I tried the following:
$$\begin{cases}
\frac{dx}{dt} = y^2 \\\\
\frac{dy}{dt} = x \\\\
\frac{dz}{dt} = \sin(z^2)
\end{cases}$$
However, the first two coupled ODEs are really difficult to solve.
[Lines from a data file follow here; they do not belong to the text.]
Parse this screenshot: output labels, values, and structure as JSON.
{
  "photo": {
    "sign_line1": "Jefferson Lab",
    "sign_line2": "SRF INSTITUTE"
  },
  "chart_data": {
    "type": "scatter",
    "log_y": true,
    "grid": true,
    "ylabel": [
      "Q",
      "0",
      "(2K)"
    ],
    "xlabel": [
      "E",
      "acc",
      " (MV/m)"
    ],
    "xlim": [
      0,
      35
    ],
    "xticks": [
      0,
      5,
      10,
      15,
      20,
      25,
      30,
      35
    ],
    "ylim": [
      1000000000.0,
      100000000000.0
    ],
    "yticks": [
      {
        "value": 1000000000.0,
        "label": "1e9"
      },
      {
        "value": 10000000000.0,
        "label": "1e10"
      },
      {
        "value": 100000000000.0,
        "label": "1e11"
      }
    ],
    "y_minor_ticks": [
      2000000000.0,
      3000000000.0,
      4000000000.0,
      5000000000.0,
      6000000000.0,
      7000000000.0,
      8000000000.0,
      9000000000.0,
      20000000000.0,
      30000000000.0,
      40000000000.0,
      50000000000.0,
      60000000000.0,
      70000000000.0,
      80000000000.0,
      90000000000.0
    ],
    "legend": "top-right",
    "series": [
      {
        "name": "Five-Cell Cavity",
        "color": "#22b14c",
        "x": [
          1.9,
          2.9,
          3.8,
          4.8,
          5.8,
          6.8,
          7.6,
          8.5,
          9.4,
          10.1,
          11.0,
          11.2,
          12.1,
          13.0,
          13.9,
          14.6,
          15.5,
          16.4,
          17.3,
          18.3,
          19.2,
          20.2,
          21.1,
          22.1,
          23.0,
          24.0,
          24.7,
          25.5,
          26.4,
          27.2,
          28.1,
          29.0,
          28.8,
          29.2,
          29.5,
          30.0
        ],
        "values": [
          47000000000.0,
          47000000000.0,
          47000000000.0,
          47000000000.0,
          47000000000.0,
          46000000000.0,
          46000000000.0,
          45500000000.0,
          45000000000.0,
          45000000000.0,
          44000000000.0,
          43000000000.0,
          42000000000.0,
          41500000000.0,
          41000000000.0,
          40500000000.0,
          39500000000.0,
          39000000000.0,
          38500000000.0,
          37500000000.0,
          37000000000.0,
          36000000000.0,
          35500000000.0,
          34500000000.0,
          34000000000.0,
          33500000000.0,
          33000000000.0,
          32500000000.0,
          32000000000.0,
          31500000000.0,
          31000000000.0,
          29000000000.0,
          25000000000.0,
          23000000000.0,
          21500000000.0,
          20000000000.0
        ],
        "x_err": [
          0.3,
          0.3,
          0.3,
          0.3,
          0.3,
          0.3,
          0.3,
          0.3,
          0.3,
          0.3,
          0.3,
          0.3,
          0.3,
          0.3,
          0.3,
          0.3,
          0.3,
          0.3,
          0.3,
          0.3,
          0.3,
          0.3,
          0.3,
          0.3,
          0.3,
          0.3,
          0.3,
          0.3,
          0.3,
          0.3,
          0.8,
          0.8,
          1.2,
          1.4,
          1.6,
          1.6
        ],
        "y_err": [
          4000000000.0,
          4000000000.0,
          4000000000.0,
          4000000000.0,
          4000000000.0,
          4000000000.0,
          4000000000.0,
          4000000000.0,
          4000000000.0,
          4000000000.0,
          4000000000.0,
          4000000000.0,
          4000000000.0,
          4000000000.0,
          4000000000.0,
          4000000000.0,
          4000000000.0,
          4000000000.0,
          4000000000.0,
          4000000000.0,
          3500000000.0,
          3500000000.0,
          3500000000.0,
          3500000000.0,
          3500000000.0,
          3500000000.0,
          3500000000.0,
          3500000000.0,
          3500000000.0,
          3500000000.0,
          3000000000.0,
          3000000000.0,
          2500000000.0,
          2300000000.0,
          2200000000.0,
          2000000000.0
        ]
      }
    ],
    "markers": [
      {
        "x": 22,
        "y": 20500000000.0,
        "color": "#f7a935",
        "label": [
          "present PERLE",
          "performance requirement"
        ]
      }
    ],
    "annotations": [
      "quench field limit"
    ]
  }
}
So I assume there is an easier way to do this.
 A: Hint:
$$\begin{align}
\frac{dx}{dt} &= y^{2} \ \ \ (1)\\
\frac{dy}{dt} &= x \ \ \ \ \ (2)\\\\
(2) \implies \frac{d}{dt} \bigg( \frac{dy}{dt} \bigg) &= \frac{d^{2}y}{dt^{2}} \\
&= \frac{dx}{dt} \\
&= y^{2} \\
&= (1)
\end{align}$$
EDIT:
We have
$$y'' = y^{2}$$
Multiply through by $y'$ and integrating
$$\begin{align}
y' y'' &= y' y^{2} \\
\implies \frac{d}{dt} \bigg( \frac{1}{2} y'^{2} \bigg) &= y' y^{2} \\
\implies \frac{1}{2} y'^{2} &= \frac{y^{3}}{3} + C_1 \\
\implies y'^{2} &= \frac{2y^{3}}{3} + C_1 \\
\implies y' &= \pm \sqrt{\frac{2y^{3}}{3} + C_1} \\
\end{align}$$
Separating and integrating
$$\int \frac{dy}{\sqrt{\frac{2y^{3}}{3} + C_1}} = \pm \int dt$$
Can you take it from there?
EDIT 2:
From our PDE we have
$$y^{2}u_x + xu_y = \sin(u^{2})$$
Separating into parts, we have
$$\frac{dx}{y^{2}} = \frac{dy}{x} = \frac{du}{\sin(u^{2})}$$
From this we find two equations, take
$$\frac{dy}{dx} = \frac{x}{y^{2}} \ \ \ \ \ (*) \\
\frac{du}{dy} = \frac{\sin(u^{2})}{x} \ \ \ \ \ (**)$$
From $(*)$ we find
$$\begin{align}
y^{2}dy &= xdx \\
\implies x &= \sqrt{\frac{2y^{3}}{3} + C_1} \\
\end{align}$$
Hence, using $(**)$ we see
$$\begin{align}
\frac{du}{\sin(u^{2})} &= \frac{dy}{\sqrt{\frac{2y^{3}}{3} + C_1}} \\
\end{align}$$
However, the $u$ integration is ridiculous and can't be done in terms of elementary functions.